VIJ: This was the long-term follow-up of the randomized phase 3 SWOG S0777 study that looked at RVd, comparing it with Rd, in patients with previously untreated myeloma who are not intended to go for stem cell transplant. The median PFS for patients who received RVd was 41 months, compared with 29 months for Rd. The median OS for the 3-drug regimen was not reached and was about 69 months for Rd. There were subset analyses that were performed in this presentation. It was clear that the improvement seen with the 3-drug regimen was maintained even when adjusting for age. This once again proves that RVd is and remains an appropriate standard of care for patients, irrespective of age.
The key takeaway from the SWOG [S0777] study was that even with a longer-term follow-up, the superiority of the 3-drug regimen of RVd is clear, compared with the 2-drug regimen of Rd. And this is irrespective of patient age that you see this benefit, that it remains a valid treatment option for patients irrespective of age.
CANCERNETWORK®: What treatments are needed in this space, and where is it headed?
VIJ: Currently there are several ongoing clinical trials, the results of which are eagerly awaited, that are looking at bringing 4-drug regimens even for patients not headed to stem cell transplantation. The 4-drug regimens have become a mainstay of treatment for transplant-eligible patients already. But for transplant-ineligible patients, we still tend to use the 3-drug regimens.
In the future, adding a CD38 antibody, be it daratumumab or isatuximab [Sarclisa], is expected to also become the standard of care once [data from] those trials looking at [2-, 3-, or 4-drug regimens] are presented at future meetings.

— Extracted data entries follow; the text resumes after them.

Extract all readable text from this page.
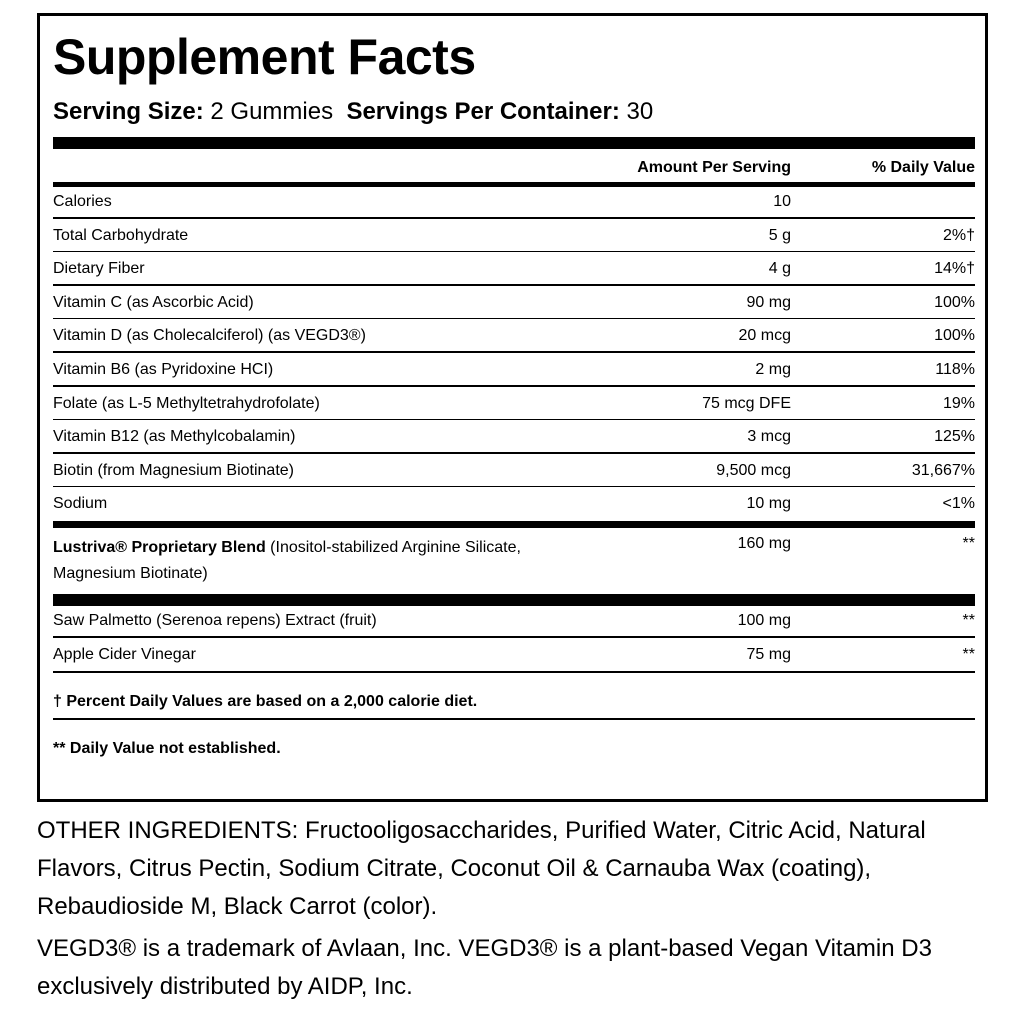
Supplement Facts
Serving Size: 2 Gummies Servings Per Container: 30
Amount Per Serving	% Daily Value
Calories	10
Total Carbohydrate	5 g	2%†
Dietary Fiber	4 g	14%†
Vitamin C (as Ascorbic Acid)	90 mg	100%
Vitamin D (as Cholecalciferol) (as VEGD3®)	20 mcg	100%
Vitamin B6 (as Pyridoxine HCI)	2 mg	118%
Folate (as L-5 Methyltetrahydrofolate)	75 mcg DFE	19%
Vitamin B12 (as Methylcobalamin)	3 mcg	125%
Biotin (from Magnesium Biotinate)	9,500 mcg	31,667%
Sodium	10 mg	<1%
Lustriva® Proprietary Blend (Inositol-stabilized Arginine Silicate,
Magnesium Biotinate)
160 mg	**
Saw Palmetto (Serenoa repens) Extract (fruit)	100 mg	**
Apple Cider Vinegar	75 mg	**
† Percent Daily Values are based on a 2,000 calorie diet.
** Daily Value not established.
OTHER INGREDIENTS: Fructooligosaccharides, Purified Water, Citric Acid, Natural Flavors, Citrus Pectin, Sodium Citrate, Coconut Oil & Carnauba Wax (coating), Rebaudioside M, Black Carrot (color).
VEGD3® is a trademark of Avlaan, Inc. VEGD3® is a plant-based Vegan Vitamin D3 exclusively distributed by AIDP, Inc.
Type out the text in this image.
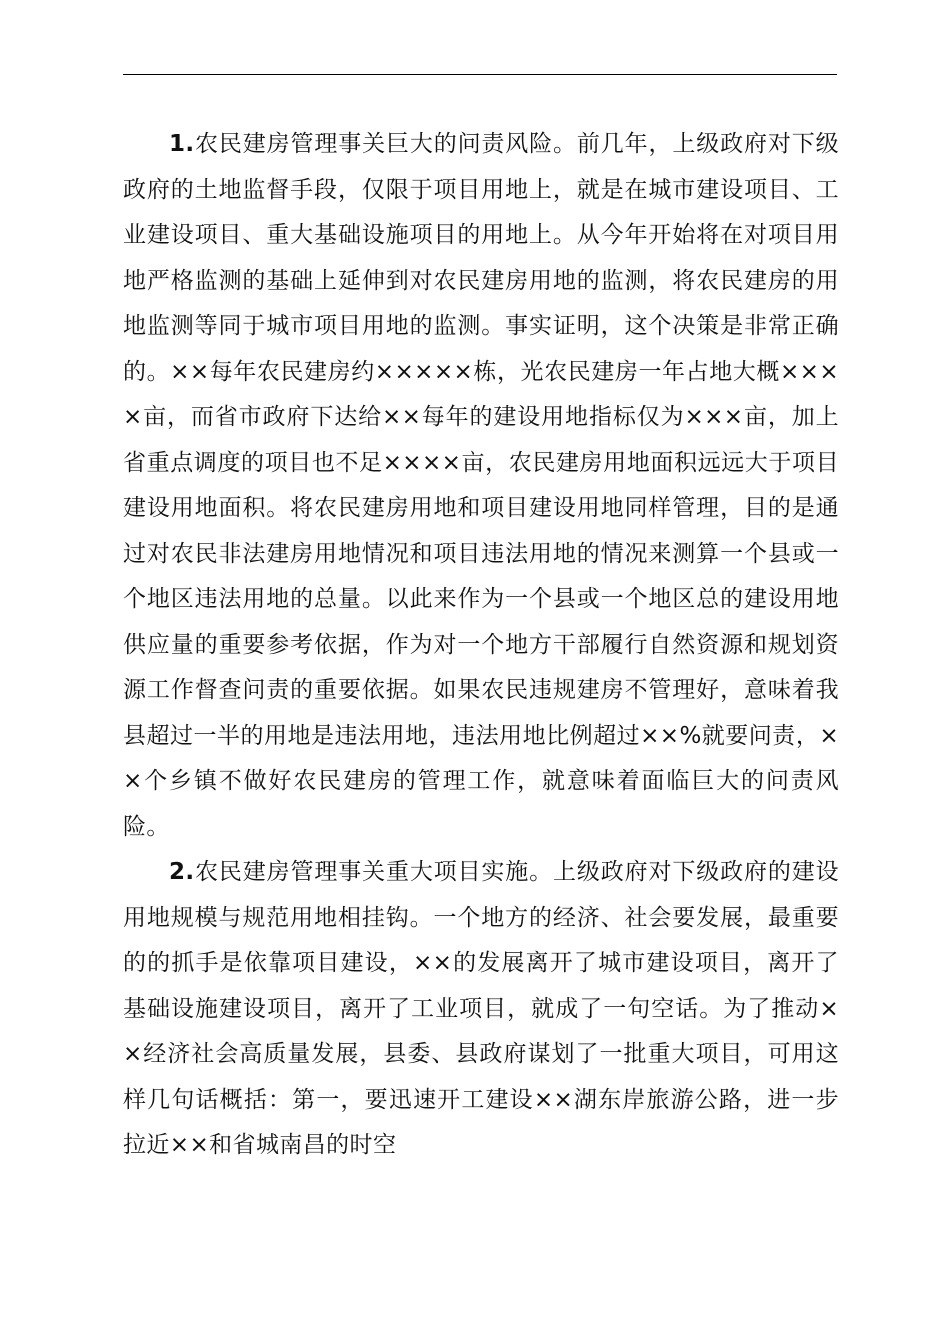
1.农民建房管理事关巨大的问责风险。前几年，上级政府对下级政府的土地监督手段，仅限于项目用地上，就是在城市建设项目、工业建设项目、重大基础设施项目的用地上。从今年开始将在对项目用地严格监测的基础上延伸到对农民建房用地的监测，将农民建房的用地监测等同于城市项目用地的监测。事实证明，这个决策是非常正确的。××每年农民建房约×××××栋，光农民建房一年占地大概××××亩，而省市政府下达给××每年的建设用地指标仅为×××亩，加上省重点调度的项目也不足××××亩，农民建房用地面积远远大于项目建设用地面积。将农民建房用地和项目建设用地同样管理，目的是通过对农民非法建房用地情况和项目违法用地的情况来测算一个县或一个地区违法用地的总量。以此来作为一个县或一个地区总的建设用地供应量的重要参考依据，作为对一个地方干部履行自然资源和规划资源工作督查问责的重要依据。如果农民违规建房不管理好，意味着我县超过一半的用地是违法用地，违法用地比例超过××%就要问责，××个乡镇不做好农民建房的管理工作，就意味着面临巨大的问责风险。

2.农民建房管理事关重大项目实施。上级政府对下级政府的建设用地规模与规范用地相挂钩。一个地方的经济、社会要发展，最重要的的抓手是依靠项目建设，××的发展离开了城市建设项目，离开了基础设施建设项目，离开了工业项目，就成了一句空话。为了推动××经济社会高质量发展，县委、县政府谋划了一批重大项目，可用这样几句话概括：第一，要迅速开工建设××湖东岸旅游公路，进一步拉近××和省城南昌的时空
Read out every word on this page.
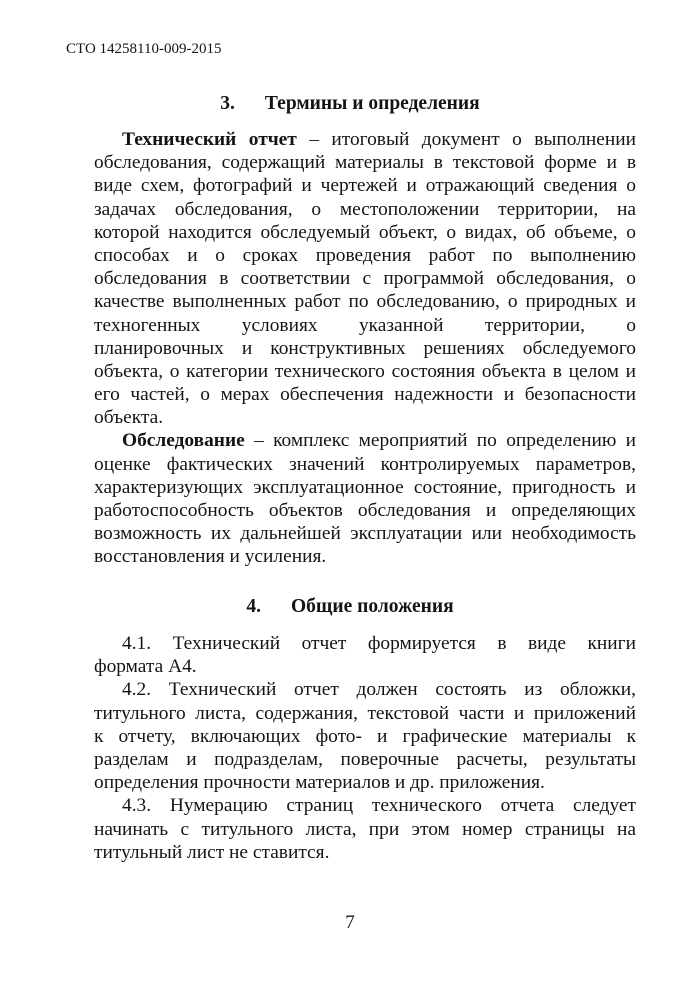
СТО 14258110-009-2015
3. Термины и определения
Технический отчет – итоговый документ о выполнении
обследования, содержащий материалы в текстовой форме и в
виде схем, фотографий и чертежей и отражающий сведения о
задачах обследования, о местоположении территории, на
которой находится обследуемый объект, о видах, об объеме, о
способах и о сроках проведения работ по выполнению
обследования в соответствии с программой обследования, о
качестве выполненных работ по обследованию, о природных и
техногенных условиях указанной территории, о
планировочных и конструктивных решениях обследуемого
объекта, о категории технического состояния объекта в целом и
его частей, о мерах обеспечения надежности и безопасности
объекта.
Обследование – комплекс мероприятий по определению и
оценке фактических значений контролируемых параметров,
характеризующих эксплуатационное состояние, пригодность и
работоспособность объектов обследования и определяющих
возможность их дальнейшей эксплуатации или необходимость
восстановления и усиления.
4. Общие положения
4.1. Технический отчет формируется в виде книги
формата А4.
4.2. Технический отчет должен состоять из обложки,
титульного листа, содержания, текстовой части и приложений
к отчету, включающих фото- и графические материалы к
разделам и подразделам, поверочные расчеты, результаты
определения прочности материалов и др. приложения.
4.3. Нумерацию страниц технического отчета следует
начинать с титульного листа, при этом номер страницы на
титульный лист не ставится.
7
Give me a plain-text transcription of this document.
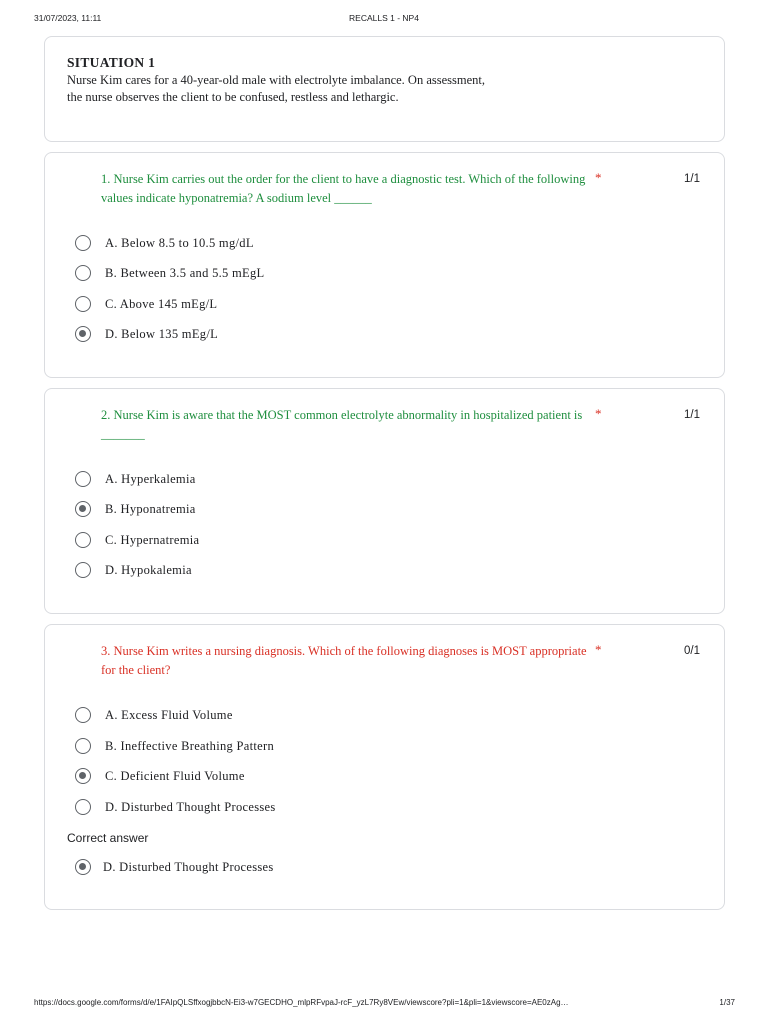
31/07/2023, 11:11	RECALLS 1 - NP4
SITUATION 1
Nurse Kim cares for a 40-year-old male with electrolyte imbalance. On assessment, the nurse observes the client to be confused, restless and lethargic.
1. Nurse Kim carries out the order for the client to have a diagnostic test. Which of the following values indicate hyponatremia? A sodium level ______
*	1/1
A. Below 8.5 to 10.5 mg/dL
B. Between 3.5 and 5.5 mEgL
C. Above 145 mEg/L
D. Below 135 mEg/L
2. Nurse Kim is aware that the MOST common electrolyte abnormality in hospitalized patient is _______
*	1/1
A. Hyperkalemia
B. Hyponatremia
C. Hypernatremia
D. Hypokalemia
3. Nurse Kim writes a nursing diagnosis. Which of the following diagnoses is MOST appropriate for the client?
*	0/1
A. Excess Fluid Volume
B. Ineffective Breathing Pattern
C. Deficient Fluid Volume
D. Disturbed Thought Processes
Correct answer
D. Disturbed Thought Processes
https://docs.google.com/forms/d/e/1FAIpQLSffxogjbbcN-Ei3-w7GECDHO_mlpRFvpaJ-rcF_yzL7Ry8VEw/viewscore?pli=1&pli=1&viewscore=AE0zAg…	1/37
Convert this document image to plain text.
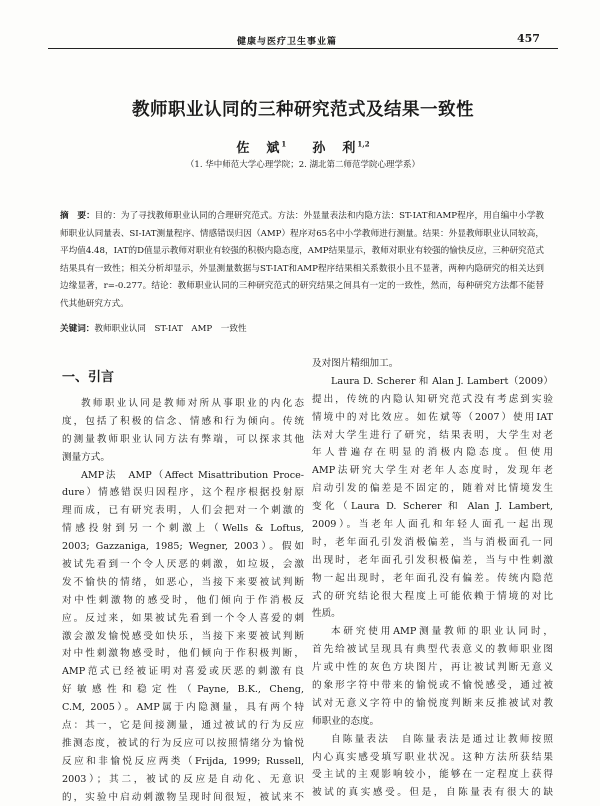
健康与医疗卫生事业篇	457
教师职业认同的三种研究范式及结果一致性
佐　斌$^1$ 孙　利$^{1,2}$
（1. 华中师范大学心理学院；2. 湖北第二师范学院心理学系）
摘　要：目的：为了寻找教师职业认同的合理研究范式。方法：外显量表法和内隐方法：ST-IAT和AMP程序，用自编中小学教师职业认同量表、SI-IAT测量程序、情感错误归因（AMP）程序对65名中小学教师进行测量。结果：外显教师职业认同较高，平均值4.48，IAT的D值显示教师对职业有较强的积极内隐态度，AMP结果显示，教师对职业有较强的愉快反应，三种研究范式结果具有一致性；相关分析却显示，外显测量数据与ST-IAT和AMP程序结果相关系数很小且不显著，两种内隐研究的相关达到边缘显著，r=-0.277。结论：教师职业认同的三种研究范式的研究结果之间具有一定的一致性，然而，每种研究方法都不能替代其他研究方式。
关键词：教师职业认同　ST-IAT　AMP　一致性
一、引言
教师职业认同是教师对所从事职业的内化态
度，包括了积极的信念、情感和行为倾向。传统
的测量教师职业认同方法有弊端，可以探求其他
测量方式。
AMP法　AMP（Affect Misattribution Proce-
dure）情感错误归因程序，这个程序根据投射原
理而成，已有研究表明，人们会把对一个刺激的
情感投射到另一个刺激上（Wells & Loftus,
2003; Gazzaniga, 1985; Wegner, 2003）。假如
被试先看到一个令人厌恶的刺激，如垃圾，会激
发不愉快的情绪，如恶心，当接下来要被试判断
对中性刺激物的感受时，他们倾向于作消极反
应。反过来，如果被试先看到一个令人喜爱的刺
激会激发愉悦感受如快乐，当接下来要被试判断
对中性刺激物感受时，他们倾向于作积极判断，
AMP范式已经被证明对喜爱或厌恶的刺激有良
好敏感性和稳定性（Payne, B.K., Cheng,
C.M, 2005）。AMP属于内隐测量，具有两个特
点：其一，它是间接测量，通过被试的行为反应
推测态度，被试的行为反应可以按照情绪分为愉悦
反应和非愉悦反应两类（Frijda, 1999; Russell,
2003）；其二，被试的反应是自动化、无意识
的，实验中启动刺激物呈现时间很短，被试来不
及对图片精细加工。
Laura D. Scherer 和 Alan J. Lambert（2009）
提出，传统的内隐认知研究范式没有考虑到实验
情境中的对比效应。如佐斌等（2007）使用IAT
法对大学生进行了研究，结果表明，大学生对老
年人普遍存在明显的消极内隐态度。但使用
AMP法研究大学生对老年人态度时，发现年老
启动引发的偏差是不固定的，随着对比情境发生
变化（Laura D. Scherer 和 Alan J. Lambert,
2009）。当老年人面孔和年轻人面孔一起出现
时，老年面孔引发消极偏差，当与消极面孔一同
出现时，老年面孔引发积极偏差，当与中性刺激
物一起出现时，老年面孔没有偏差。传统内隐范
式的研究结论很大程度上可能依赖于情境的对比
性质。
本研究使用AMP测量教师的职业认同时，
首先给被试呈现具有典型代表意义的教师职业图
片或中性的灰色方块图片，再让被试判断无意义
的象形字符中带来的愉悦或不愉悦感受，通过被
试对无意义字符中的愉悦度判断来反推被试对教
师职业的态度。
自陈量表法　自陈量表法是通过让教师按照
内心真实感受填写职业状况。这种方法所获结果
受主试的主观影响较小，能够在一定程度上获得
被试的真实感受。但是，自陈量表有很大的缺
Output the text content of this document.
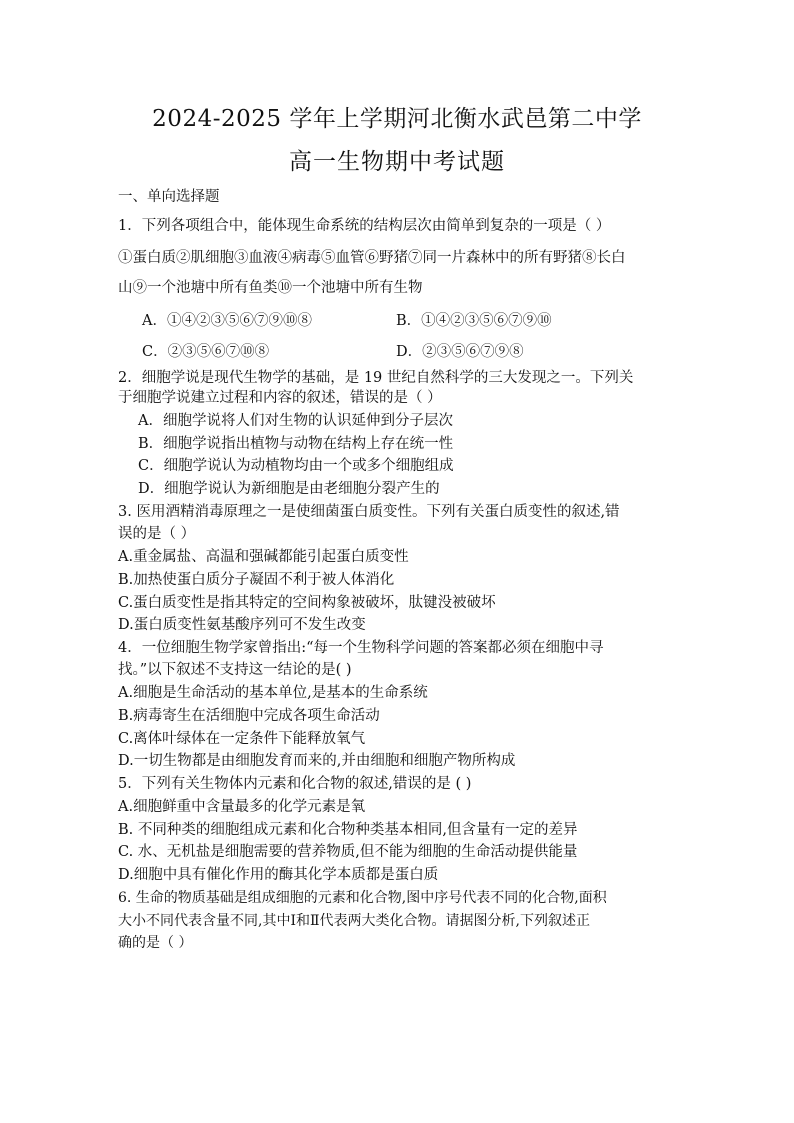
2024-2025 学年上学期河北衡水武邑第二中学
高一生物期中考试题
一、单向选择题
1．下列各项组合中，能体现生命系统的结构层次由简单到复杂的一项是（ ）
①蛋白质②肌细胞③血液④病毒⑤血管⑥野猪⑦同一片森林中的所有野猪⑧长白
山⑨一个池塘中所有鱼类⑩一个池塘中所有生物
A．①④②③⑤⑥⑦⑨⑩⑧	B．①④②③⑤⑥⑦⑨⑩
C．②③⑤⑥⑦⑩⑧	D．②③⑤⑥⑦⑨⑧
2．细胞学说是现代生物学的基础，是 19 世纪自然科学的三大发现之一。下列关
于细胞学说建立过程和内容的叙述，错误的是（ ）
A．细胞学说将人们对生物的认识延伸到分子层次
B．细胞学说指出植物与动物在结构上存在统一性
C．细胞学说认为动植物均由一个或多个细胞组成
D．细胞学说认为新细胞是由老细胞分裂产生的
3. 医用酒精消毒原理之一是使细菌蛋白质变性。下列有关蛋白质变性的叙述,错
误的是（ ）
A.重金属盐、高温和强碱都能引起蛋白质变性
B.加热使蛋白质分子凝固不利于被人体消化
C.蛋白质变性是指其特定的空间构象被破坏，肽键没被破坏
D.蛋白质变性氨基酸序列可不发生改变
4．一位细胞生物学家曾指出:“每一个生物科学问题的答案都必须在细胞中寻
找。”以下叙述不支持这一结论的是( )
A.细胞是生命活动的基本单位,是基本的生命系统
B.病毒寄生在活细胞中完成各项生命活动
C.离体叶绿体在一定条件下能释放氧气
D.一切生物都是由细胞发育而来的,并由细胞和细胞产物所构成
5．下列有关生物体内元素和化合物的叙述,错误的是 ( )
A.细胞鲜重中含量最多的化学元素是氧
B. 不同种类的细胞组成元素和化合物种类基本相同,但含量有一定的差异
C. 水、无机盐是细胞需要的营养物质,但不能为细胞的生命活动提供能量
D.细胞中具有催化作用的酶其化学本质都是蛋白质
6. 生命的物质基础是组成细胞的元素和化合物,图中序号代表不同的化合物,面积
大小不同代表含量不同,其中Ⅰ和Ⅱ代表两大类化合物。请据图分析,下列叙述正
确的是（ ）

For patients with multiple myeloma, we are fortunate that we have made tremendous progress in the last 20 years, with the mainstay of therapy being proteasome inhibitors, immunomodulatory drugs, and CD38 antibodies. We’re entering a new era now with a whole new group of targets that have already shown their efficacy in later lines of therapy, including bispecifics; CAR [chimeric antigen receptor] T [cells] to BCMA [B-cell maturation antigen]; and other targets including GPRC5D and FCRF5.
We expect that with time, these will move into the paradigm of treatment earlier in the course [of disease] and will benefit even more patients with multiple myeloma.